What sort of project will create positive, reputation building media and public interest? Even if your practice focuses on protecting intellectual property rights you might not want to rush out and publicly support RIAA efforts to pursue high school kids and grandmothers for alleged music piracy. That stance is very unpopular with the public. Instead you might think in terms of offering to speak to high school students about the importance of I/P protections and how they protect artists and allow them to make a living providing us with things of lasting beauty.

A community involvement project must accomplish all of these goals or you are wasting your time, at best, and harming your firm in the worst case.

One community involvement project I coordinate for a state-wide organization has proven so successful that it has grown from a single event to 14 events all around the state.

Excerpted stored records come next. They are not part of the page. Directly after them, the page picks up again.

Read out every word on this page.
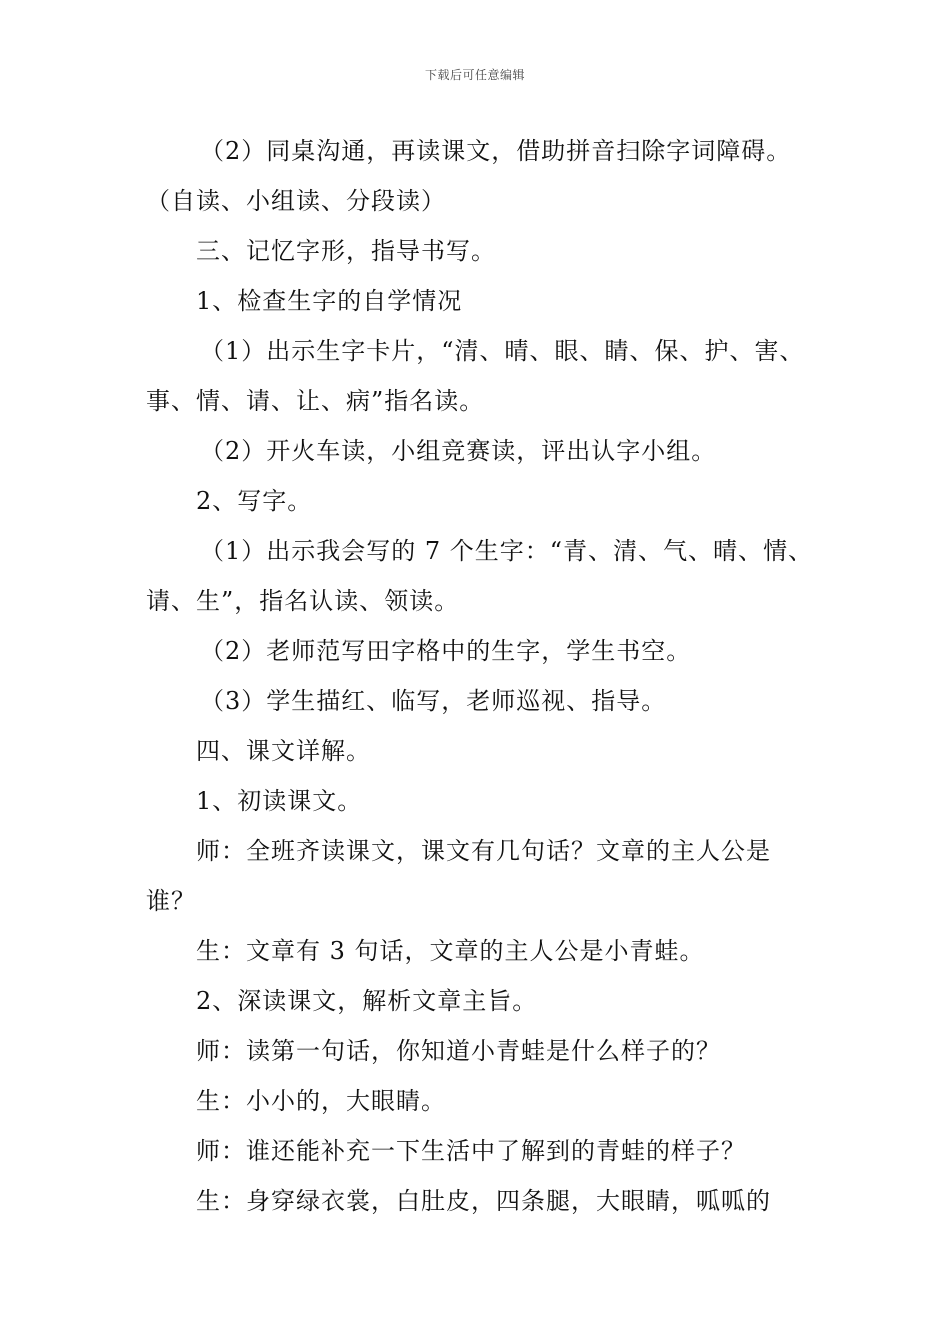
下载后可任意编辑
（2）同桌沟通，再读课文，借助拼音扫除字词障碍。
（自读、小组读、分段读）
三、记忆字形，指导书写。
1、检查生字的自学情况
（1）出示生字卡片，“清、晴、眼、睛、保、护、害、
事、情、请、让、病”指名读。
（2）开火车读，小组竞赛读，评出认字小组。
2、写字。
（1）出示我会写的 7 个生字：“青、清、气、晴、情、
请、生”，指名认读、领读。
（2）老师范写田字格中的生字，学生书空。
（3）学生描红、临写，老师巡视、指导。
四、课文详解。
1、初读课文。
师：全班齐读课文，课文有几句话？文章的主人公是
谁？
生：文章有 3 句话，文章的主人公是小青蛙。
2、深读课文，解析文章主旨。
师：读第一句话，你知道小青蛙是什么样子的？
生：小小的，大眼睛。
师：谁还能补充一下生活中了解到的青蛙的样子？
生：身穿绿衣裳，白肚皮，四条腿，大眼睛，呱呱的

Curious as to how I might judge the value of this project in 2006 I collected as many of our media hits as I could locate [press clippings, radio, TV, etc] for the purpose of figuring out how much earned media we generated. I found that as a very conservative estimate the project had generated approximately $125,000 in great, positive media coverage [feturing needy kids, balloons, local politicians, community leaders, safety, families, organization members in shirt sleeves doing good things, etc]. The event even received honors and Proclamations from city mayors and state lawmakers and local police and firefighters. All this for a nominal investment of about $5,000 in staff time and resources plus donations raised and some volunteer time from organization members.

You very likely don't need a statewide community involvement project with 14 separate events, Legislative honors and Mayoral Proclamations, over 75 volunteers and 40 different community partners that spans two months.

Good. That means your community involvement projects will be easy by comparison.